The secret is finding context for what you are creating.
If it’s honest work it will impact other people who will hopefully respond well to it!
Image courtesy of Ionut Radulescu

What’s one dream project that you would love to do or be involved with?

I can’t think of a particular dream project, but I definitely want to work on more projects related to the topics of queer culture, gender identity, and self-expression. Those themes resonate the most with me and motivate me to do extensive research in order to come up with strong, compelling ideas that can resonate with people. That can materialize into an exhibition, online platform, campaign, book or magazine design.

What is one tool at your desk or workspace that you couldn’t live without?

I definitely can’t live without my laptop, Wacom graphic tablet, and my pen and notebook.

Where do you look for inspiration these days? Are there any artists, designers, or illustrators that you are loving at the moment?

I find myself looking at different things at a given time, but I do have some people that I follow and I am inspired by.
I look up to Veronica Ditting’s simple, yet sophisticated typographic and art direction style. I love her taste for editorial and what she did with the magazine Gentlewoman—a great magazine, well-designed that is not overly trendy and has a sense of elegance and eye for detail as far layout design.
I am also inspired by the work of Karel Martens, a Dutch graphic designer, and artist, whose work is both personal and experimental, but also publicly answerable.
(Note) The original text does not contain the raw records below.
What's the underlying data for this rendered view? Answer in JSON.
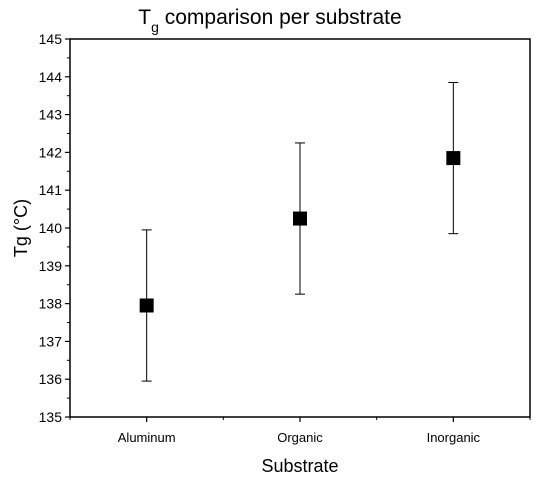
{
  "chart_data": {
    "type": "scatter",
    "title": "T",
    "title_subscript": "g",
    "title_suffix": " comparison per substrate",
    "xlabel": "Substrate",
    "ylabel": "Tg (°C)",
    "categories": [
      "Aluminum",
      "Organic",
      "Inorganic"
    ],
    "series": [
      {
        "values": [
          137.95,
          140.25,
          141.85
        ],
        "error": [
          2.0,
          2.0,
          2.0
        ],
        "marker": "square",
        "color": "#000000"
      }
    ],
    "ylim": [
      135,
      145
    ],
    "yticks": [
      135,
      136,
      137,
      138,
      139,
      140,
      141,
      142,
      143,
      144,
      145
    ],
    "grid": false,
    "legend": false
  }
}
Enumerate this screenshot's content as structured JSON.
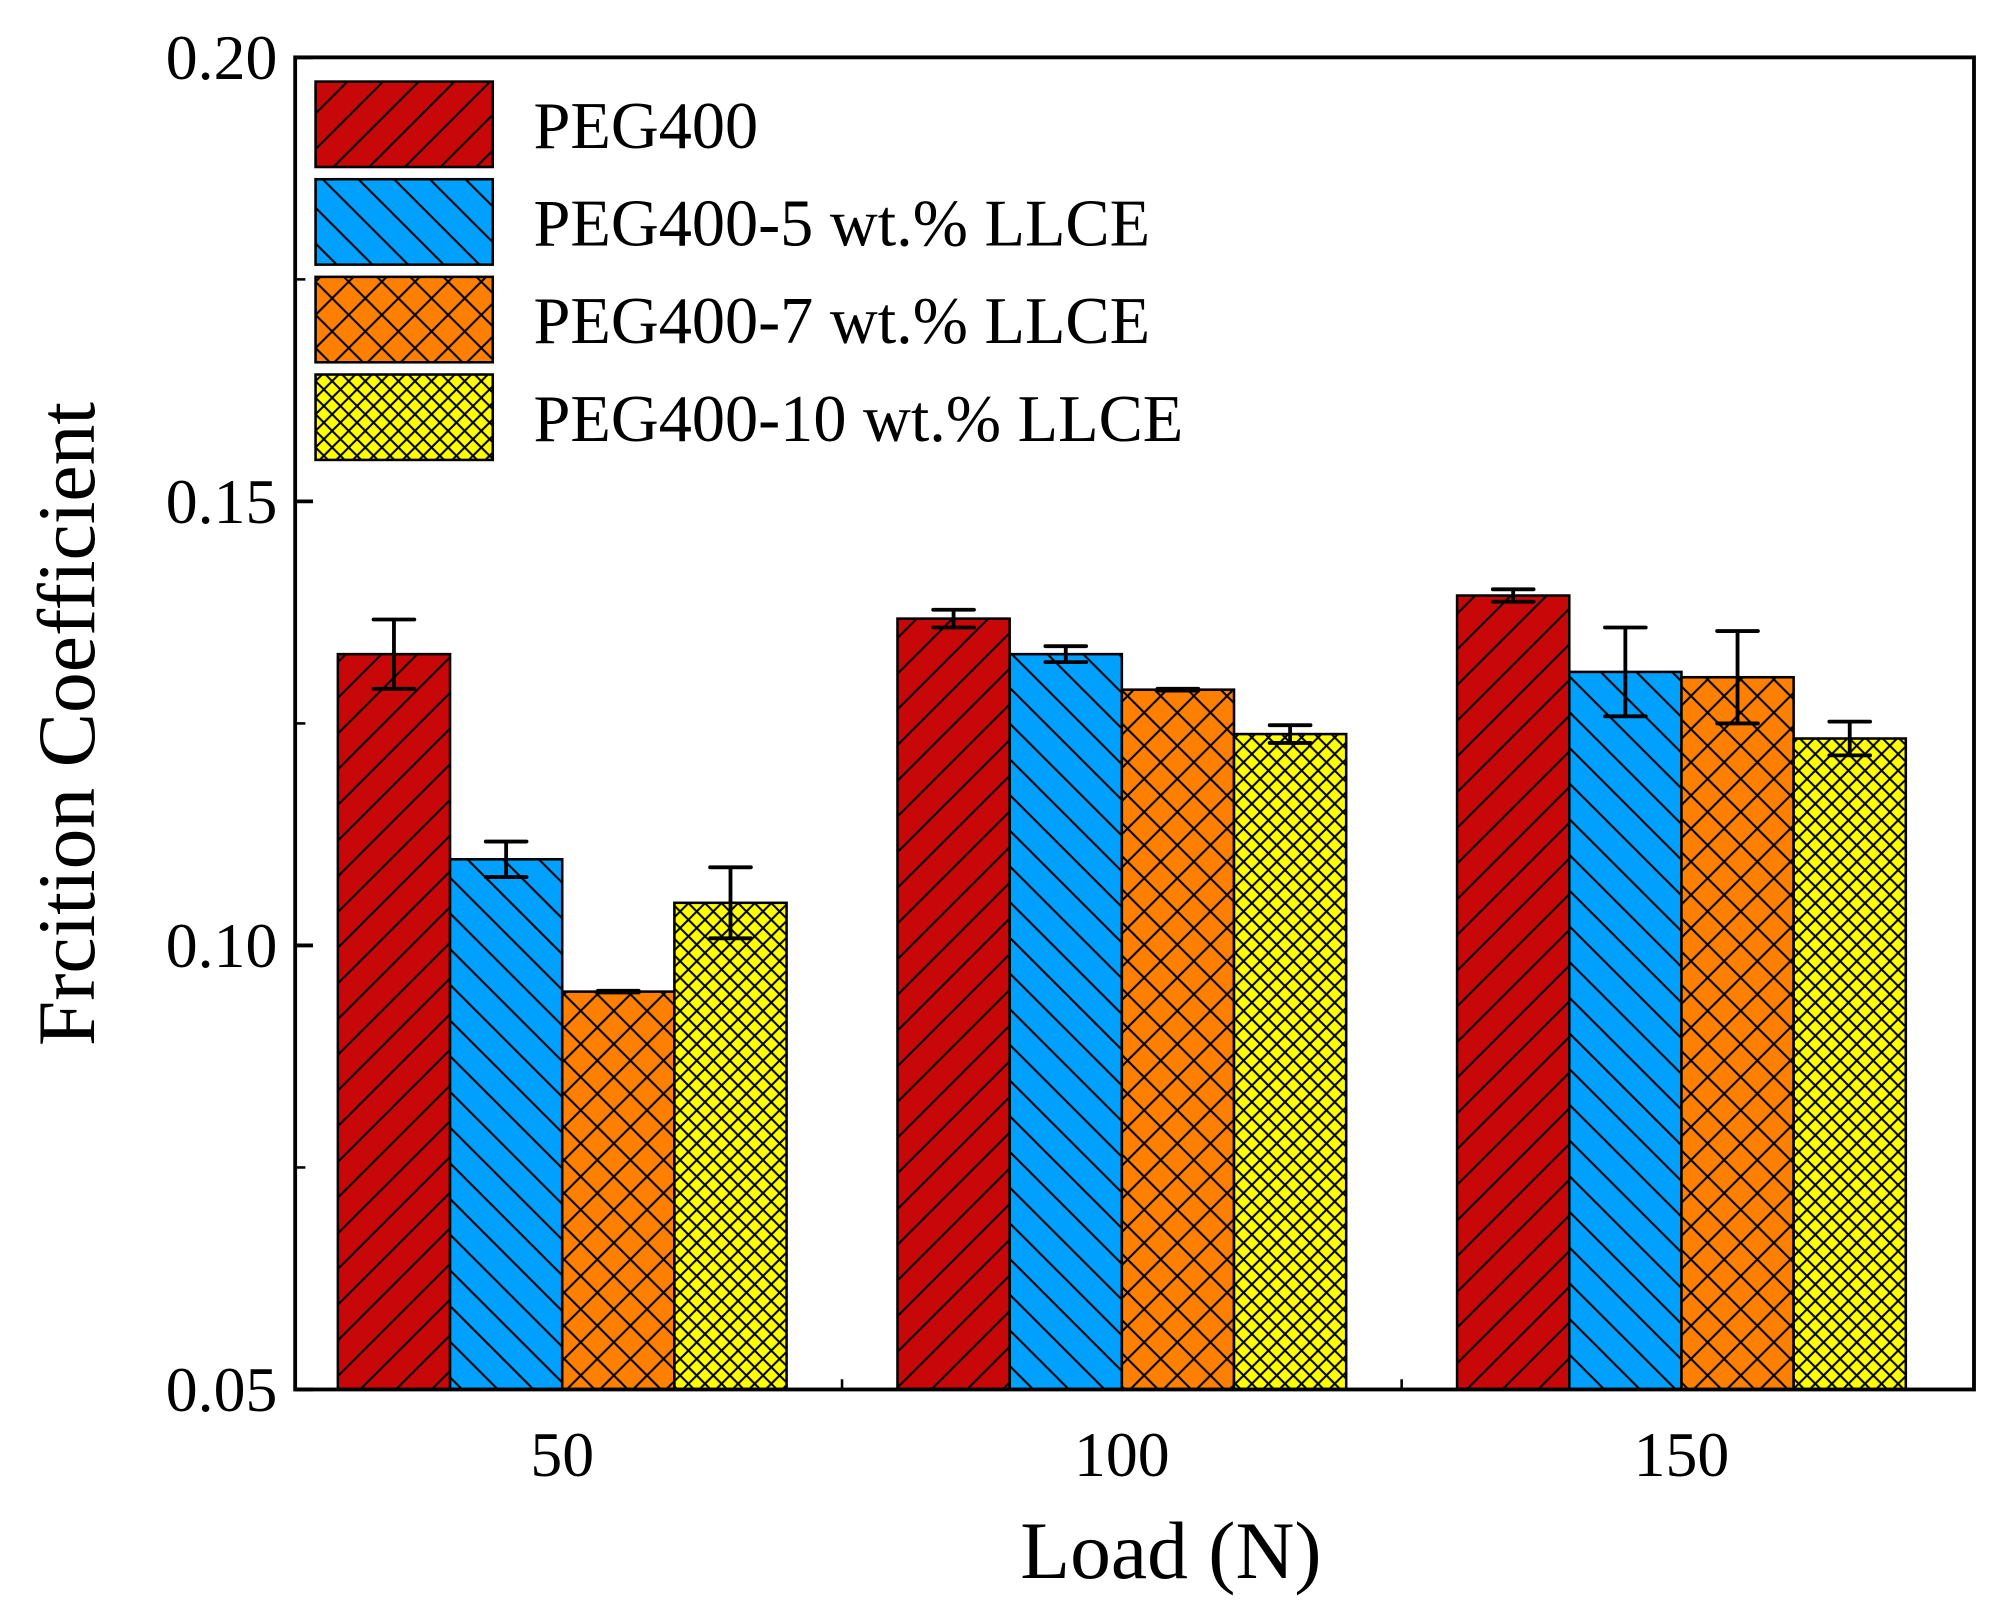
{
  "chart_data": {
    "type": "bar",
    "xlabel": "Load (N)",
    "ylabel": "Frcition Coefficient",
    "ylim": [
      0.05,
      0.2
    ],
    "yticks": [
      "0.05",
      "0.10",
      "0.15",
      "0.20"
    ],
    "ytick_values": [
      0.05,
      0.1,
      0.15,
      0.2
    ],
    "categories": [
      "50",
      "100",
      "150"
    ],
    "grid": false,
    "legend_position": "top-left",
    "series": [
      {
        "name": "PEG400",
        "color": "#c80808",
        "pattern": "forward-diagonal",
        "values": [
          0.1328,
          0.1368,
          0.1394
        ],
        "errors": [
          0.0039,
          0.001,
          0.0007
        ]
      },
      {
        "name": "PEG400-5 wt.% LLCE",
        "color": "#00a0ff",
        "pattern": "backward-diagonal",
        "values": [
          0.1097,
          0.1328,
          0.1308
        ],
        "errors": [
          0.002,
          0.0009,
          0.005
        ]
      },
      {
        "name": "PEG400-7 wt.% LLCE",
        "color": "#ff8000",
        "pattern": "crosshatch",
        "values": [
          0.0948,
          0.1288,
          0.1302
        ],
        "errors": [
          0.0001,
          0.0001,
          0.0052
        ]
      },
      {
        "name": "PEG400-10 wt.% LLCE",
        "color": "#ffff00",
        "pattern": "fine-crosshatch",
        "values": [
          0.1048,
          0.1238,
          0.1233
        ],
        "errors": [
          0.004,
          0.001,
          0.0019
        ]
      }
    ]
  }
}
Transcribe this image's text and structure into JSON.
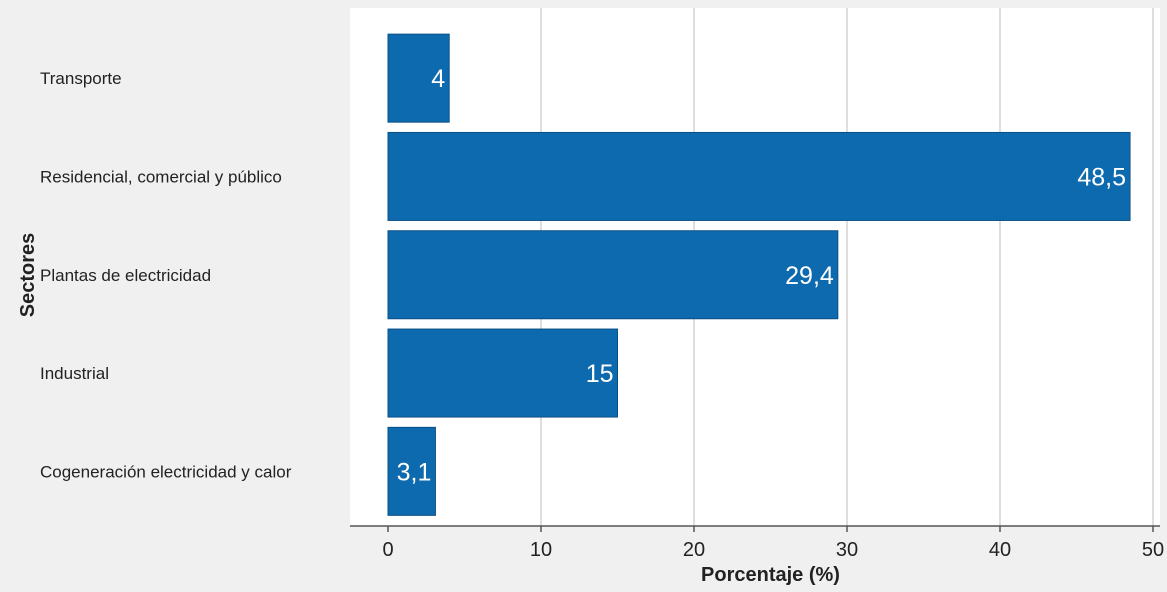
{
  "chart_data": {
    "type": "bar",
    "orientation": "horizontal",
    "title": "",
    "xlabel": "Porcentaje (%)",
    "ylabel": "Sectores",
    "categories": [
      "Transporte",
      "Residencial, comercial y público",
      "Plantas de electricidad",
      "Industrial",
      "Cogeneración electricidad y calor"
    ],
    "values": [
      4,
      48.5,
      29.4,
      15,
      3.1
    ],
    "data_labels": [
      "4",
      "48,5",
      "29,4",
      "15",
      "3,1"
    ],
    "xlim": [
      0,
      50
    ],
    "xticks": [
      0,
      10,
      20,
      30,
      40,
      50
    ],
    "grid": true,
    "legend": "none",
    "colors": {
      "bar": "#0e6aae",
      "bar_stroke": "#0a4f86",
      "background": "#f0f0f0",
      "plot_background": "#ffffff",
      "grid": "#d4d4d4",
      "axis": "#555555",
      "label": "#222222",
      "data_label": "#ffffff"
    }
  }
}
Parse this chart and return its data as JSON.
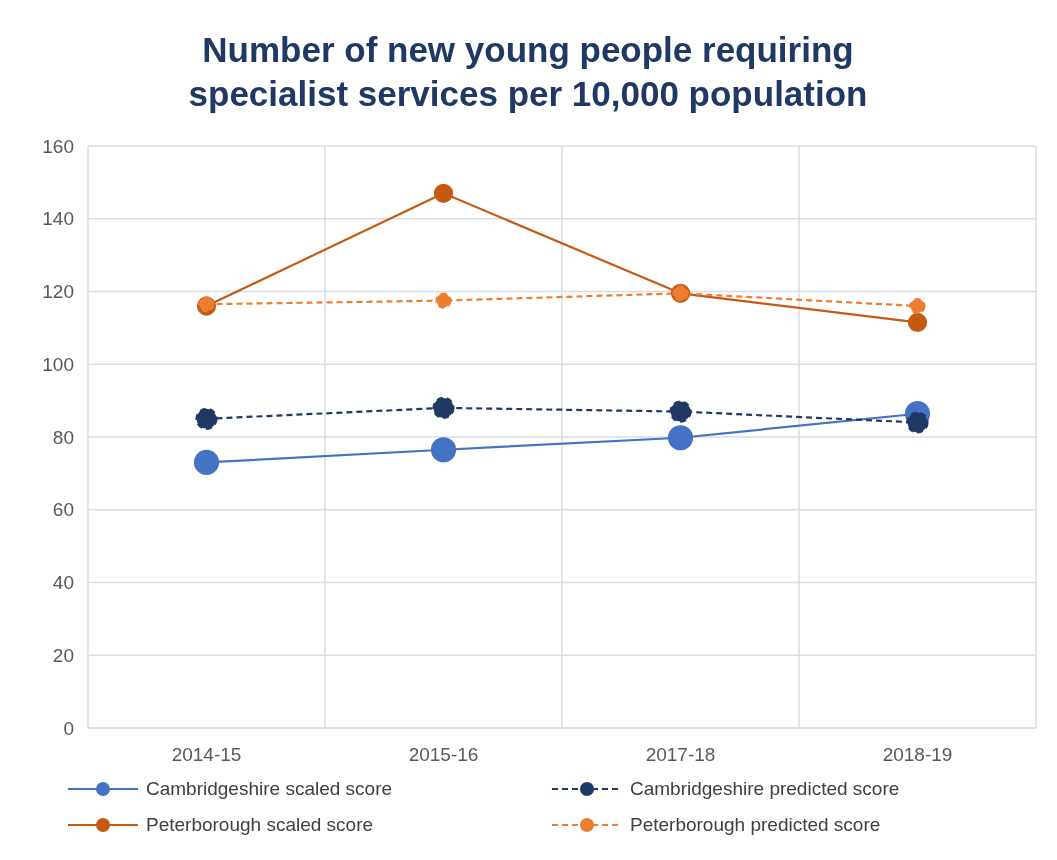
{
  "chart_data": {
    "type": "line",
    "title": "Number of new young people requiring specialist services per 10,000 population",
    "categories": [
      "2014-15",
      "2015-16",
      "2017-18",
      "2018-19"
    ],
    "series": [
      {
        "name": "Cambridgeshire scaled score",
        "color": "#4472c4",
        "values": [
          73,
          76.5,
          79.8,
          86.4
        ],
        "line_style": "solid"
      },
      {
        "name": "Cambridgeshire predicted score",
        "color": "#203864",
        "values": [
          85,
          88,
          87,
          84
        ],
        "line_style": "dashed"
      },
      {
        "name": "Peterborough scaled score",
        "color": "#c55a11",
        "values": [
          116,
          147,
          119.5,
          111.5
        ],
        "line_style": "solid"
      },
      {
        "name": "Peterborough predicted score",
        "color": "#ed7d31",
        "values": [
          116.5,
          117.5,
          119.5,
          116
        ],
        "line_style": "dashed"
      }
    ],
    "ylim": [
      0,
      160
    ],
    "yticks": [
      0,
      20,
      40,
      60,
      80,
      100,
      120,
      140,
      160
    ],
    "grid": true,
    "legend": "bottom",
    "marker": "circle"
  }
}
I am planning to buy his new book very soon!
Apart from that, I try to really stay away from the “design bubble” and look at art, photography, movies, dance and other forms of media for inspiration that can inject a new perspective and approach into my work.

What does the future of design look like to you? What changes do you foresee in the near future that will affect your work?

I think that there is an increased demand for video, animation, and VR.
That means that design, lettering, and illustration will need to move, and be more engaging when adapted onto a website, digital panel, or a social media campaign.
Also, the programs for digital design are now crafted to be more collaborative and efficient. Designers can make changes in real-time and developers can bring those to life and come up with their own solutions on how to build a smart design.
There’s definitely a lot more teamwork involved nowadays, and programs like Sketch or Figma for web are changing the way we work as designers and as creative teams!
For me, it’s definitely the challenge of staying on top of these things from a technical perspective, but also be strategic about it and work with people that can bring a new skill in order to make that project a success.

What’s the best advice you have ever received? What about the worst?

Best advice: To follow my intuition, take risks and make sure that my decisions are making me happy and I am being honest with myself.
Worst advice: I can’t recall bad advice that had impacted me.
Maybe once someone told me to experiment more creatively while in college, since I will be doing a lot of “normal” work later on in my professional life. That lead me to think about my work in way that I try to push myself and never stop learning and making new things, but at my own pace.

What’s next for you?

As of now, I am trying to learn new programs and read more about the topics that are of interest to me so that I can work on projects that I care about.
I am also planning to co-found a creative studio and be more involved in teamwork and growing a project collaboratively. I’m trying to improve my leadership skills and getting sharper with project management.
Also, I want to travel more this year, and hopefully go to Amsterdam this coming summer!